Type 2 Diabetes Mellitus

Treatments

Drug: Voglibose

Drug: Alogliptin and voglibose

Study type

Interventional

Funder types

Industry

Identifiers

NCT01263483

SYR-322/CCT-003

JapicCTI-080589 (Registry Identifier)

U1111-1118-3955 (Registry Identifier)

Details and patient eligibility

About

The purpose of this study was to evaluate the efficacy and safety of alogliptin, once daily (QD) combined with an α-glucosidase inhibitor taken three times daily (TID) in type 2 diabetic patients with uncontrolled blood glucose.

Full description

Both insulin hyposecretion and insulin-resistance are considered to be involved in the development of type 2 diabetes mellitus.

Takeda is developing SYR-322 (alogliptin) for the improvement of glycemic control in patients with type 2 diabetes mellitus. Alogliptin is an inhibitor of the dipeptidyl peptidase IV (DPP-IV) enzyme. DPP-IV is thought to be primarily responsible for the degradation of 2 peptide hormones released in response to nutrient ingestion. It is expected that inhibition of DPP-IV will improve glycemic control in patients with type 2 diabetes.

In Japan, α-glucosidase inhibitors are widely used as a first-line treatment for type 2 diabetes mellitus.
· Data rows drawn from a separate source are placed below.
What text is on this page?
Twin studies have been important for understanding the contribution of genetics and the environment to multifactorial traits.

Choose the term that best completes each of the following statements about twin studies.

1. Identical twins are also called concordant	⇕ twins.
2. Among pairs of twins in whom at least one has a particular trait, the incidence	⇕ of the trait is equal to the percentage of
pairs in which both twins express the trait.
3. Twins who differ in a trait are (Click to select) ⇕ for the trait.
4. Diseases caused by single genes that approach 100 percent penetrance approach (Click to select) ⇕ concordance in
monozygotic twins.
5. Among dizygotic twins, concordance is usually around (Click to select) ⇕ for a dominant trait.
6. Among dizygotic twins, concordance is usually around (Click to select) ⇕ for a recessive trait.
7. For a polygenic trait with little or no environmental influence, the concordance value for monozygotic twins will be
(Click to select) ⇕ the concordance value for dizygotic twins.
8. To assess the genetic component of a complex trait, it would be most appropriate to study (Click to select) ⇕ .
Because alogliptin has a different mechanism of action compared to α-glucosidase inhibitors, the study evaluated the efficacy and safety of alogliptin combined with an α-glucosidase inhibitor in type 2 diabetic patients with uncontrolled blood glucose while taking a α-glucosidase inhibitor and receiving diet and/or exercise therapies.

To evaluate the long-term safety and efficacy of the concomitant use of alogliptin and an α-glucosidase inhibitor, subjects who participated in the present study could enter a long-term extension study SYR-322/OCT-003 (NCT01263509) that was planned separately.

Enrollment

230 patients

Sex

All

Ages

33 to 85 years old

Volunteers

No Healthy Volunteers

Inclusion criteria

Had been receiving a stable dose and regimen of an α-glucosidase inhibitor for the last 4 weeks or longer before the start of the screening phase (Week -8) and during the screening phase.
Had a glycosylated hemoglobin (HbA1c) value of 6.5% or more and below 10.0% 4 weeks after the start of the screening phase (Week -4).
Had HbA1c differences within 10.0% at the start of the screening phase (Week -8) and 4 weeks after the start of the screening phase (Week -4) from the HbA1c value at the start of the screening phase.
Was receiving a specific diet therapy and an exercise therapy (if any) for the last 4 weeks or longer before the start of the screening phase (Week -8).

Exclusion criteria

Had received any antidiabetic drug other than α-glucosidase inhibitors within the last 4 weeks before the start of the screening phase (Week -8) or during the screening phase.